Are W8 and W9 Contractors Worth the Tax Headache?

Photo by Sebastian Herrmann / Unsplash

Working with independent contractors can offer significant advantages for your business.

The casual nature of contractors offers significant flexibility with regards to project-based roles for businesses that don’t have enough work to employ a certain skill-set full-time. In addition to added flexibility, it also allows employers to access the best talent by opening up themselves to a significantly larger talent pool.

Furthermore, international contractors can be much less expensive than domestic contractors while still delivering the same quality of work as a domestic contractor.

As with anything, there are also disadvantages to working with W-9 & W-8 contractors. One of the most significant disadvantages is the tax and regulatory requirements that must be followed.

For independent contractors within the US, most companies must collect a Form W-9 from each contractor they work with. Although the form itself is not that complex to fill in, you still need to keep track of it and store it in a safe place, either digitally or in a physical paper copy. Paper copies also raise the risk question of, what if there is a fire?

For independent contractors outside of the US, a Form W-8BEN (or W-8BEN-E, if you’re working with a company) must be collected off of each contractor. This form is slightly longer and requires the person filling it out to determine the tax treaty status of the country they live in with the United States, among other things. The tax treaty status stipulates whether the payer needs to withhold tax from the payment to the contractor. It is important to get this right, otherwise, you could owe the IRS this withholding tax out of pocket. Again, these forms must be collected and stored somewhere safe.

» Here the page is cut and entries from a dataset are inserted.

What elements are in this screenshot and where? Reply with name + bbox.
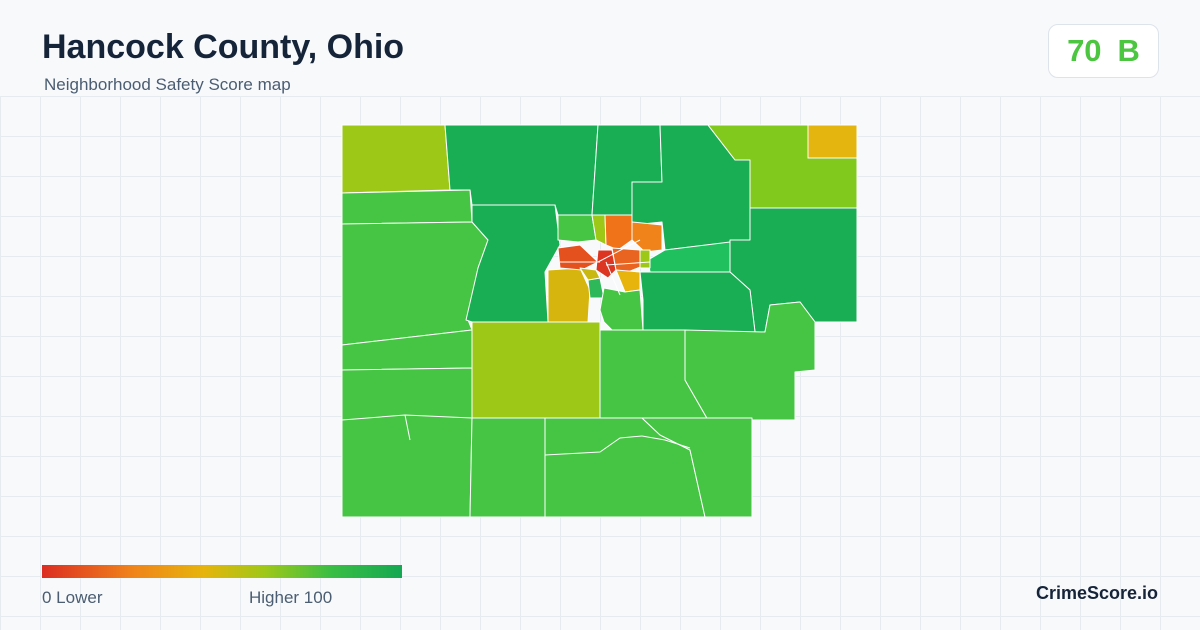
score-grade: B [1117,33,1140,68]
header: Hancock County, Ohio Neighborhood Safety… [0,0,1200,96]
tract-city-north[interactable] [557,214,597,243]
tract-southeast[interactable] [684,301,816,421]
road-line [597,239,641,263]
tract-southwest[interactable] [341,414,473,518]
tract-northeast-corner[interactable] [807,124,858,159]
tract-city-northeast[interactable] [604,214,633,251]
road-line [641,435,691,449]
tract-city-west[interactable] [557,244,599,271]
page-title: Hancock County, Ohio [42,28,405,66]
road-line [605,261,651,266]
tract-central-west[interactable] [465,204,561,323]
tract-city-south[interactable] [587,277,605,299]
brand-logo[interactable]: CrimeScore.io [1036,583,1159,603]
tract-west-strip[interactable] [341,189,473,225]
road-line [544,435,643,456]
legend-min-label: 0 Lower [42,588,103,607]
page-subtitle: Neighborhood Safety Score map [44,75,291,94]
tract-city-core[interactable] [595,249,617,279]
tract-northwest[interactable] [341,124,451,194]
road-line [605,261,621,296]
tract-south-central-west[interactable] [469,417,546,518]
tract-west[interactable] [341,221,489,346]
road-line [404,414,411,441]
tract-city-east-small[interactable] [639,249,651,269]
score-badge: 70 B [1048,24,1159,78]
tract-southeast-corner[interactable] [641,417,753,518]
tract-city-southwest[interactable] [547,267,591,323]
tract-central-east[interactable] [639,271,756,333]
score-value: 70 [1067,33,1102,68]
tract-city-south-yellow[interactable] [579,267,601,281]
legend-color-scale [42,565,402,578]
tract-city-southeast[interactable] [615,269,641,293]
tract-city-core-east[interactable] [611,247,646,273]
tract-south-city[interactable] [599,287,644,331]
legend-max-label: Higher 100 [249,588,333,607]
tract-central[interactable] [471,321,601,419]
tract-west-lower[interactable] [341,367,473,421]
tract-city-east[interactable] [631,221,663,253]
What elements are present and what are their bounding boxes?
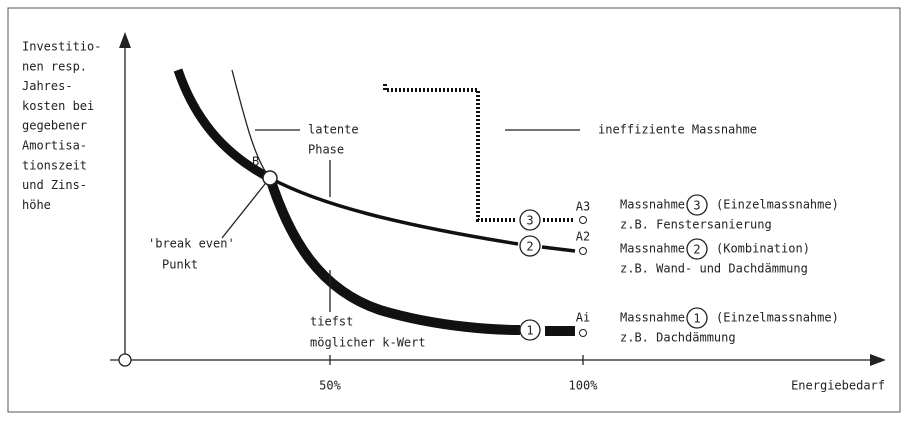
measure-circle (686, 194, 708, 216)
marker-circle (519, 319, 541, 341)
frame (7, 7, 901, 413)
markers: 3 2 1 A3 A2 Ai (519, 200, 590, 341)
end-circle (579, 329, 587, 337)
marker: 3 (526, 214, 533, 228)
y-axis-label-line: nen resp. (22, 59, 87, 73)
curve-latent (231, 69, 271, 179)
annotation: möglicher k-Wert (310, 336, 426, 350)
curve-1-upper (173, 68, 273, 183)
y-axis-label-line: und Zins- (22, 178, 87, 192)
measure-kind: (Kombination) (716, 242, 810, 256)
annotation: latente (308, 123, 359, 137)
measure-kind: (Einzelmassnahme) (716, 198, 839, 212)
x-tick-label: 100% (569, 379, 599, 393)
curve-3 (383, 84, 517, 222)
y-axis-label-line: kosten bei (22, 99, 94, 113)
curve-2 (269, 176, 519, 246)
measure-word: Massnahme (620, 198, 685, 212)
annotation: tiefst (310, 315, 353, 329)
annotation: Phase (308, 143, 344, 157)
marker-circle (519, 209, 541, 231)
leader (221, 183, 266, 239)
marker: 2 (526, 240, 533, 254)
measure-word: Massnahme (620, 242, 685, 256)
annotation: ineffiziente Massnahme (598, 123, 757, 137)
end-circle (579, 247, 587, 255)
x-tick-label: 50% (319, 379, 341, 393)
measure-circle (686, 238, 708, 260)
end-circle (579, 216, 587, 224)
marker-circle (519, 235, 541, 257)
end-label: A3 (576, 200, 590, 214)
measure-kind: (Einzelmassnahme) (716, 311, 839, 325)
x-arrow (870, 354, 886, 366)
origin (118, 353, 132, 367)
curve-1 (265, 176, 521, 335)
annotation: 'break even' (148, 237, 235, 251)
point-label: B (252, 155, 259, 169)
measure-word: Massnahme (620, 311, 685, 325)
x-axis-label: Energiebedarf (791, 379, 885, 393)
curve-2-end (541, 245, 576, 253)
measures: Massnahme 3 (Einzelmassnahme) z.B. Fensters… (620, 194, 839, 345)
end-label: A2 (576, 230, 590, 244)
y-axis-label-line: Amortisa- (22, 139, 87, 153)
measure-number: 2 (693, 243, 700, 257)
y-arrow (119, 32, 131, 48)
y-axis-label-line: Investitio- (22, 40, 101, 54)
y-axis-label-line: höhe (22, 198, 51, 212)
measure-example: z.B. Wand- und Dachdämmung (620, 262, 808, 276)
annotation: Punkt (162, 258, 198, 272)
break-even-point (262, 170, 278, 186)
y-axis-label-line: gegebener (22, 119, 87, 133)
measure-circle (686, 307, 708, 329)
measure-number: 3 (693, 199, 700, 213)
measure-number: 1 (693, 312, 700, 326)
y-axis-label: Investitio-nen resp. Jahres-kosten bei geg… (22, 40, 101, 212)
measure-example: z.B. Dachdämmung (620, 331, 736, 345)
marker: 1 (526, 324, 533, 338)
y-axis-label-line: tionszeit (22, 158, 87, 172)
measure-example: z.B. Fenstersanierung (620, 218, 772, 232)
end-label: Ai (576, 311, 590, 325)
y-axis-label-line: Jahres- (22, 79, 73, 93)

Okay, so now we’re halfway through the process.

Next comes the end of the tax year.

At the end of the tax year, your company must generate a 1099-MISC (soon to be replaced by 1099-NEC for the tax year 2020) form for eachW9 contractor you paid (more than $600 in the year, in most cases), send the contractor that completed form by postal mail or electronically (this is the contractor’s choice, not the employer), and send a report to the IRS summarizing all of 1099s they generated for the tax year.

The same process must also happen for W8 contractors, but the form generated and sent to each contractor is a 1042-S, except there is no $600 threshold like with the Form 1099-S.

As you can see, there are also some admin burdens that come with working with and paying independent contractors. The IRS fines applicable if your company does not follow the proper withholding and reporting process are $270 per payee. You must weigh the pros and cons, and decide if the additional admin burden is worth the flexibility and potential cost savings of working with independent contractors.

This is usually an easy decision if you’re only working with a handful of contractors per year but quickly gets complicated for businesses that are working with 20+ per year. We’ve seen this as a particularly challenging aspect to marketplace-style business models where all of the “supply-side” of the marketplace (ex. Uber drivers in the Uber marketplace) are typically classified as independent contractors, creating thousands of W9s and W8s, and therefore thousands of 1099s and 1042s that are needed at year-end.

Payment Rails does not provide legal advice. This article and any other articles on our blog should not be considered legal advice. Should you require legal advice, please contact a lawyer.